Alberta Heritage Digitizaton Project


This site is a free digital archive of select Alberta newspapers. However, it is not searchable by word. You can browse by year and by location. After that, you’re pretty much on your own. If you like going page by page (like the olden days with microfilm!) you’re gonna love this site.

Peel Library (Alberta)


Another good clearing house of Alberta newspapers. You can select the community. It does not give a snapshot of the page, but does give a title of the article (which is normally not all that useful, to be honest). But still nicer than a microfilm.

British Columbia Newspaper database


Another good one. It gives a little snapshot of the page so you can determine if it’s the type of thing you need to read.

New Brunswick Newspaper Archives


When I checked this was linked to only two newspapers, but it is searchable and gives a blurb for each page so you can decide if you want to look further. I like that quite a bit.



This is a community newspapers collection by Art Rhyno from the University of Windsor. It is a great site of Ontario’s searchable digital newspapers. It seems too good to be true, but it’s both true and good.

Quebec Newspapers at Bibliothèque et Archives Nationale du Québec


This does not appear to be searchable by text, only browse-able.  However, my French is pretty weak, so I may be misreading the site.

Specific newspapers or communities

British Colonist


I dream that all digital archives work like this. Free, word searchable, and it gives you a little chunk of the results before you have to look at the entire page. Thus, it makes searching a little quicker.

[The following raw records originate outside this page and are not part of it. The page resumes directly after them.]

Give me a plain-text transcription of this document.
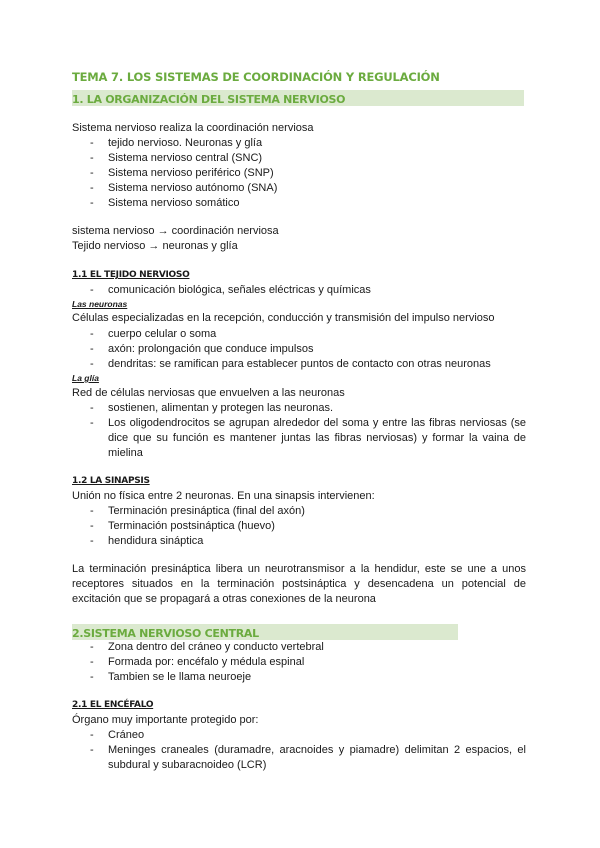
TEMA 7. LOS SISTEMAS DE COORDINACIÓN Y REGULACIÓN
1. LA ORGANIZACIÓN DEL SISTEMA NERVIOSO
Sistema nervioso realiza la coordinación nerviosa
- tejido nervioso. Neuronas y glía
- Sistema nervioso central (SNC)
- Sistema nervioso periférico (SNP)
- Sistema nervioso autónomo (SNA)
- Sistema nervioso somático
sistema nervioso → coordinación nerviosa
Tejido nervioso → neuronas y glía
1.1 EL TEJIDO NERVIOSO
- comunicación biológica, señales eléctricas y químicas
Las neuronas
Células especializadas en la recepción, conducción y transmisión del impulso nervioso
- cuerpo celular o soma
- axón: prolongación que conduce impulsos
- dendritas: se ramifican para establecer puntos de contacto con otras neuronas
La glía
Red de células nerviosas que envuelven a las neuronas
- sostienen, alimentan y protegen las neuronas.
- Los oligodendrocitos se agrupan alrededor del soma y entre las fibras nerviosas (se dice que su función es mantener juntas las fibras nerviosas) y formar la vaina de mielina
1.2 LA SINAPSIS
Unión no física entre 2 neuronas. En una sinapsis intervienen:
- Terminación presináptica (final del axón)
- Terminación postsináptica (huevo)
- hendidura sináptica
La terminación presináptica libera un neurotransmisor a la hendidur, este se une a unos receptores situados en la terminación postsináptica y desencadena un potencial de excitación que se propagará a otras conexiones de la neurona
2.SISTEMA NERVIOSO CENTRAL
- Zona dentro del cráneo y conducto vertebral
- Formada por: encéfalo y médula espinal
- Tambien se le llama neuroeje
2.1 EL ENCÉFALO
Órgano muy importante protegido por:
- Cráneo
- Meninges craneales (duramadre, aracnoides y piamadre) delimitan 2 espacios, el subdural y subaracnoideo (LCR)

Globe and Mail: Canada’s Heritage

This is a ProQuest database so I am not going to point you to it. It is awesome and searchable and browsable and the entire Globe then Globe and Mail (no Mail archive) lifespan. However, as a Proquest joint, it’s expensive for individuals, and therefore best accessed through university libraries.

Quesnel Cariboo Observer


Through the Quesnel museum. Very nice searchable database of this regional newspaper in BC. Dates begin 1908 and search results give you a phrase in which your search term appears. Very nice.

Peace River Project


This is the same search format as the New Brunswick archive. Unfortunately for me this paper’s database begins in 1914, so after my period. But it still may be good for you.

Prince George Newspapers


This has a so-so search engine. But it does let you select or deselect options after it finds lots of stuff. On the right hand side of the page of search results it allows you to remove or focus on specific dates or locations. That’s handy.

Prince Rupert Digital Newspaper Archives


Another regional paper archive. This one is a tricky search engine and I don’t think you can specify by date.
Pay close attention: You need to get to the advanced search page by putting a search term in the field on the left. This will take you to another page, which includes an advanced search option. Click the “digital repository” tab before searching again. Otherwise, you will not see everything.

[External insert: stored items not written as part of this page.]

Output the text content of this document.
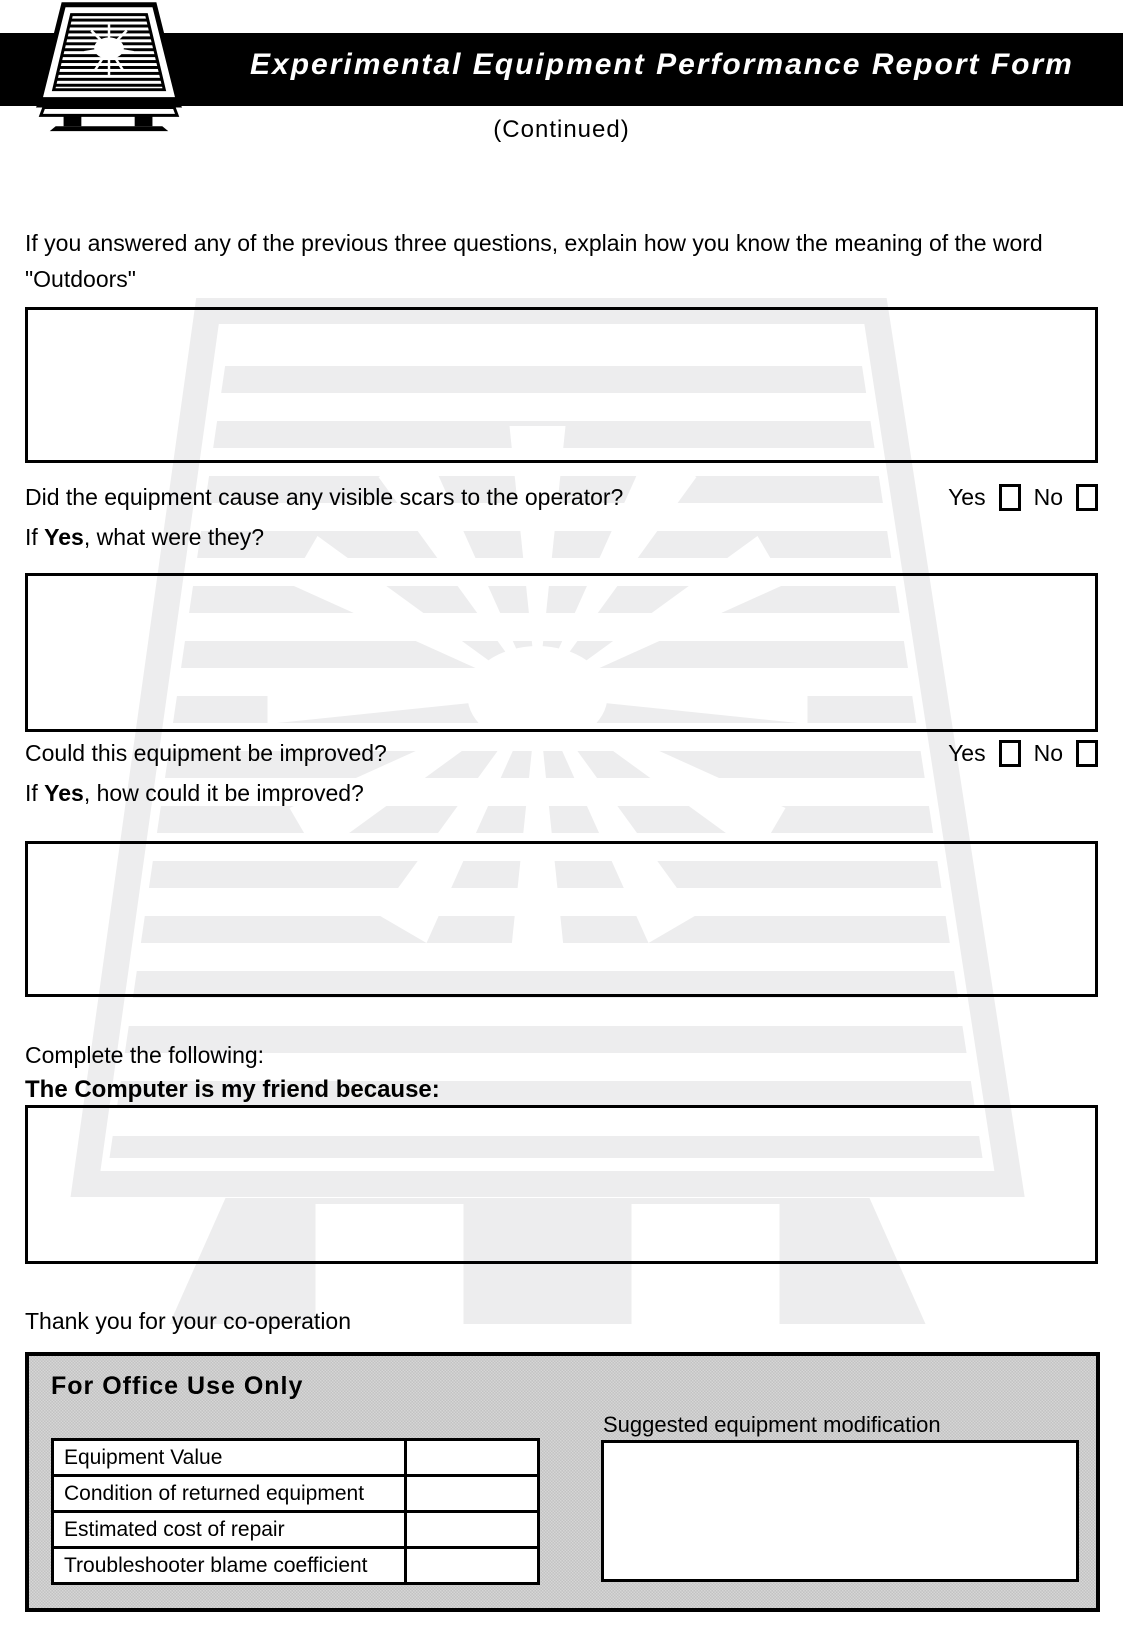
Experimental Equipment Performance Report Form
(Continued)
If you answered any of the previous three questions, explain how you know the meaning of the word "Outdoors"
Did the equipment cause any visible scars to the operator?	Yes No
If Yes, what were they?
Could this equipment be improved?	Yes No
If Yes, how could it be improved?
Complete the following:
The Computer is my friend because:
Thank you for your co-operation
For Office Use Only
Equipment Value	
Condition of returned equipment	
Estimated cost of repair	
Troubleshooter blame coefficient	
Suggested equipment modification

I tried “opium” and got nothing, then “minister” and got nothing. I knew this was not possible, so then I realized you need to “digital repository” tab… lots of hits after that.

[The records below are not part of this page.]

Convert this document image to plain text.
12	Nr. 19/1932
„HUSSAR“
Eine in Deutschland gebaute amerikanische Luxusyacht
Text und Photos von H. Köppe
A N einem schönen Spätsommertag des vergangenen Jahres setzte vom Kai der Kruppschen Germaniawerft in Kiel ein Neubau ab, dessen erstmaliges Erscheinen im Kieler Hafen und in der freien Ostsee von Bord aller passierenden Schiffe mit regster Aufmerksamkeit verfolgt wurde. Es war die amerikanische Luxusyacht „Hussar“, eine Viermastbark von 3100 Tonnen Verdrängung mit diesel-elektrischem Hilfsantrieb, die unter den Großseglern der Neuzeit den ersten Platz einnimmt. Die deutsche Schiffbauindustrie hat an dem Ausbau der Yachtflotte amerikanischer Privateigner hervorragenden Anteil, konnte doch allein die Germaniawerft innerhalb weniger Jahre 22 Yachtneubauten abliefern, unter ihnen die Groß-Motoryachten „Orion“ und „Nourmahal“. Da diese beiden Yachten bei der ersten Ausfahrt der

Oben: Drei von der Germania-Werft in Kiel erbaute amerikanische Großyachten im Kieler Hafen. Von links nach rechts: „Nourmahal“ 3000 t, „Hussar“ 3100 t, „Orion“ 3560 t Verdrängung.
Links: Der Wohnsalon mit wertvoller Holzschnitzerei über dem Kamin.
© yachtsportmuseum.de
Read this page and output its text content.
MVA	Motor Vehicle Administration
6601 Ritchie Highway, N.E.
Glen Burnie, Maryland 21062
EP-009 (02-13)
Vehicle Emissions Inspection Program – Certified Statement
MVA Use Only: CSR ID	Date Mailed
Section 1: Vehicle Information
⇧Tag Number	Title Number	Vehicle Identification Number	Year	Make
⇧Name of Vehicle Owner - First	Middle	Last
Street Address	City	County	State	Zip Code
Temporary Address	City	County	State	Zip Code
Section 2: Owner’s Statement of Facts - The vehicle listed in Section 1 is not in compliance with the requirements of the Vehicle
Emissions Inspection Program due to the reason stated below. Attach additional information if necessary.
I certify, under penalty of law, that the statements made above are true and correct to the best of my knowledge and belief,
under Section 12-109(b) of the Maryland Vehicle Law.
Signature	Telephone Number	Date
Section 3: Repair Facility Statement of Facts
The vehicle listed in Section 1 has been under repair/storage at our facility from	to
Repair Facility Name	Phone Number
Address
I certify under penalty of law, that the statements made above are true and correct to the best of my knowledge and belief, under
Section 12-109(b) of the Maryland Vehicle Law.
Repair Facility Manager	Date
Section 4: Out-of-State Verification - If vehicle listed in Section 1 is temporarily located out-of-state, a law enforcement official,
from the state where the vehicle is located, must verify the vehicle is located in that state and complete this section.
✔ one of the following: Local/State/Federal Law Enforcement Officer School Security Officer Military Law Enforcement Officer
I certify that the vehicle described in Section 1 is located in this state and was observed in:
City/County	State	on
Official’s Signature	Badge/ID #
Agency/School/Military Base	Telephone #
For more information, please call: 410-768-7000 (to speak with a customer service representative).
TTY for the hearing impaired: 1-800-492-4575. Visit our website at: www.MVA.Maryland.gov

Toronto Star: Pages of the Past.


This is also a ProQuest joint. It is also fully searchable and for the full life of the Star. It is also best accessed through a university library. However, unlike the Globe and Mail, it’s actually possible to get individual subscriptions. They vary (from 1 hour to 1 year) and therefore not terribly prohibitive.

Winnipeg Free Press


This is a format quite similar to the “Newspaper Archive” site listed above.  If you want to search only the WFP, use this, but the Newspaper Archive site will get you more papers.

Okay? Okay!

That’s it for now.  Thanks to the H-Canada contributors for this list, especially to Sean Kkeraj and also to Jonathan Swainger.

I did get an excel file from one researcher, but I do not want to post it here because he got it from an archive and I am not sure whose proprietary material it is.  Sorry.  It was pretty comprehensive.  I will go over it eventually and post links that are not available here.

If you know of any other sites, let me know and I will post them here.